Faisant appel à des souvenirs, des cas d’affaires singuliers, aux échos de leurs difficultés jusqu’à l’évocation de certains traumatismes, les magistrats mettent à nu leurs désarrois, imperfections, doutes. Et parlant parfois de « subjectivité » ou de « quitte ou double » qui, en dehors de la loi, participent à établir un jugement impartial. Le récit intime de François Molins, procureur de la République près le tribunal de grande instance de Paris (aujourd’hui procureur près la Cour de cassation) pendant les attentats parisiens de 2015, est un exemple parmi d’autres des événements qui l’ont bouleversé. Les cas de conscience lorsqu’il s’agit d’arracher à sa mère un nouveau-né, évoqués par Fabienne Klein-Donati (alors juge des enfants) ou les difficultés liées à la couleur de peau lorsqu’on est magistrate blanche à Cayenne ou noire à Paris (dont parlent respectivement Gwenola Joly-Coz et Sylvia Desneuf-Freitas) sont éloquents. Ces récits racontent tous l’interpénétration des sens dans un univers glacé, l’étourdissement qu’il y a à tenir la barre dans une mer déchaînée, le vertige permanent d’être en quelque sorte « condamné à juger les autres ».
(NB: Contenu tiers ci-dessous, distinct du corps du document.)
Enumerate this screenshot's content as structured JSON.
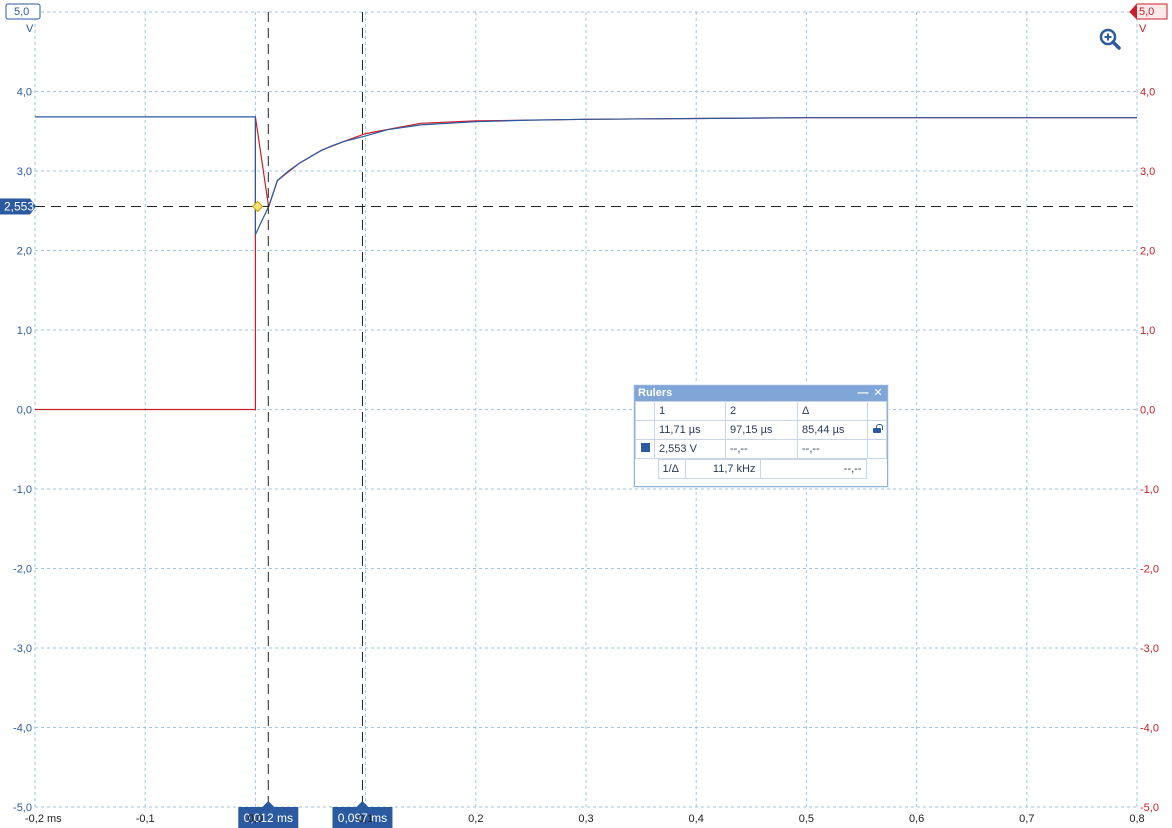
{
  "chart_data": {
    "type": "line",
    "x_axis": {
      "ticks": [
        -0.2,
        -0.1,
        0.0,
        0.1,
        0.2,
        0.3,
        0.4,
        0.5,
        0.6,
        0.7,
        0.8
      ],
      "tick_labels": [
        "-0,2 ms",
        "-0,1",
        "0,0",
        "0,1",
        "0,2",
        "0,3",
        "0,4",
        "0,5",
        "0,6",
        "0,7",
        "0,8"
      ],
      "xlim": [
        -0.2,
        0.8
      ]
    },
    "y_axis_left": {
      "ylim": [
        -5.0,
        5.0
      ],
      "ticks": [
        -5,
        -4,
        -3,
        -2,
        -1,
        0,
        1,
        2,
        3,
        4,
        5
      ],
      "tick_labels": [
        "-5,0",
        "-4,0",
        "-3,0",
        "-2,0",
        "-1,0",
        "0,0",
        "1,0",
        "2,0",
        "3,0",
        "4,0",
        "5,0"
      ],
      "unit": "V",
      "color": "#2b5aa0"
    },
    "y_axis_right": {
      "ylim": [
        -5.0,
        5.0
      ],
      "ticks": [
        -5,
        -4,
        -3,
        -2,
        -1,
        0,
        1,
        2,
        3,
        4,
        5
      ],
      "tick_labels": [
        "-5,0",
        "-4,0",
        "-3,0",
        "-2,0",
        "-1,0",
        "0,0",
        "1,0",
        "2,0",
        "3,0",
        "4,0",
        "5,0"
      ],
      "unit": "V",
      "color": "#c8202a"
    },
    "grid": true,
    "series": [
      {
        "color": "#2b5aa0",
        "x": [
          -0.2,
          -0.1,
          0.0,
          0.0,
          0.005,
          0.012,
          0.02,
          0.03,
          0.04,
          0.05,
          0.06,
          0.07,
          0.08,
          0.097,
          0.12,
          0.15,
          0.2,
          0.25,
          0.3,
          0.4,
          0.5,
          0.6,
          0.7,
          0.8
        ],
        "y": [
          3.68,
          3.68,
          3.68,
          2.2,
          2.35,
          2.55,
          2.88,
          3.0,
          3.1,
          3.18,
          3.26,
          3.32,
          3.37,
          3.43,
          3.52,
          3.58,
          3.62,
          3.64,
          3.65,
          3.66,
          3.67,
          3.67,
          3.67,
          3.67
        ]
      },
      {
        "color": "#c8202a",
        "x": [
          -0.2,
          -0.1,
          -0.001,
          0.0,
          0.0,
          0.012,
          0.02,
          0.04,
          0.06,
          0.08,
          0.1,
          0.15,
          0.2,
          0.3,
          0.4,
          0.5,
          0.6,
          0.7,
          0.8
        ],
        "y": [
          0.0,
          0.0,
          0.0,
          0.0,
          3.68,
          2.55,
          2.88,
          3.1,
          3.26,
          3.37,
          3.47,
          3.6,
          3.63,
          3.65,
          3.66,
          3.67,
          3.67,
          3.67,
          3.67
        ]
      }
    ],
    "horizontal_ruler": {
      "y": 2.553,
      "label": "2,553"
    },
    "vertical_rulers": [
      {
        "x": 0.01171,
        "label": "0,012 ms"
      },
      {
        "x": 0.09715,
        "label": "0,097 ms"
      }
    ]
  },
  "top_left_badge": "5,0",
  "top_right_badge": "5,0",
  "rulers_panel": {
    "title": "Rulers",
    "minimize_label": "—",
    "close_label": "✕",
    "header": [
      "",
      "1",
      "2",
      "Δ"
    ],
    "time_row": [
      "11,71 µs",
      "97,15 µs",
      "85,44 µs"
    ],
    "volt_row": [
      "2,553 V",
      "--,--",
      "--,--"
    ],
    "freq_label": "1/Δ",
    "freq_value": "11,7 kHz",
    "freq_other": "--,--"
  },
  "icons": {
    "zoom": "zoom-in-icon",
    "lock": "unlock-icon",
    "swatch": "channel-swatch-icon"
  }
}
« C’est une machine infernale, la justice, mieux vaut ne pas mettre le doigt dedans », dit Maryvonne Caillibotte, avocate générale à la Cour d’assises de Paris. « Je conseille à toute personne, si elle a le choix, d’éviter l’institution judiciaire du tribunal civil. Je ne parle pas du pénal où on n’a pas le choix. », poursuit Fabienne Siredey-Garnier, présidente de la chambre correctionnelle au tribunal de grande instance de Paris. « Il faut avoir confiance en la justice, tout simplement parce qu’elle est là. », dit encore Francois Molins.
S’il rend justice aux hommes et femmes qui la servent à l’occasion d’un tournage étalé sur deux ans, ce documentaire donne surtout à réfléchir aux ambiguïtés que nous entretenons avec notre justice : la considérant avec fièvre comme l’ultime recours à notre soif d’équité, nous la délaissons la plupart du temps, l’accusant d’être aussi pauvre que peu fiable. Une contradiction à double tranchant qu’une société digne ne peut pas accepter plus longtemps, si elle tient à son propre équilibre.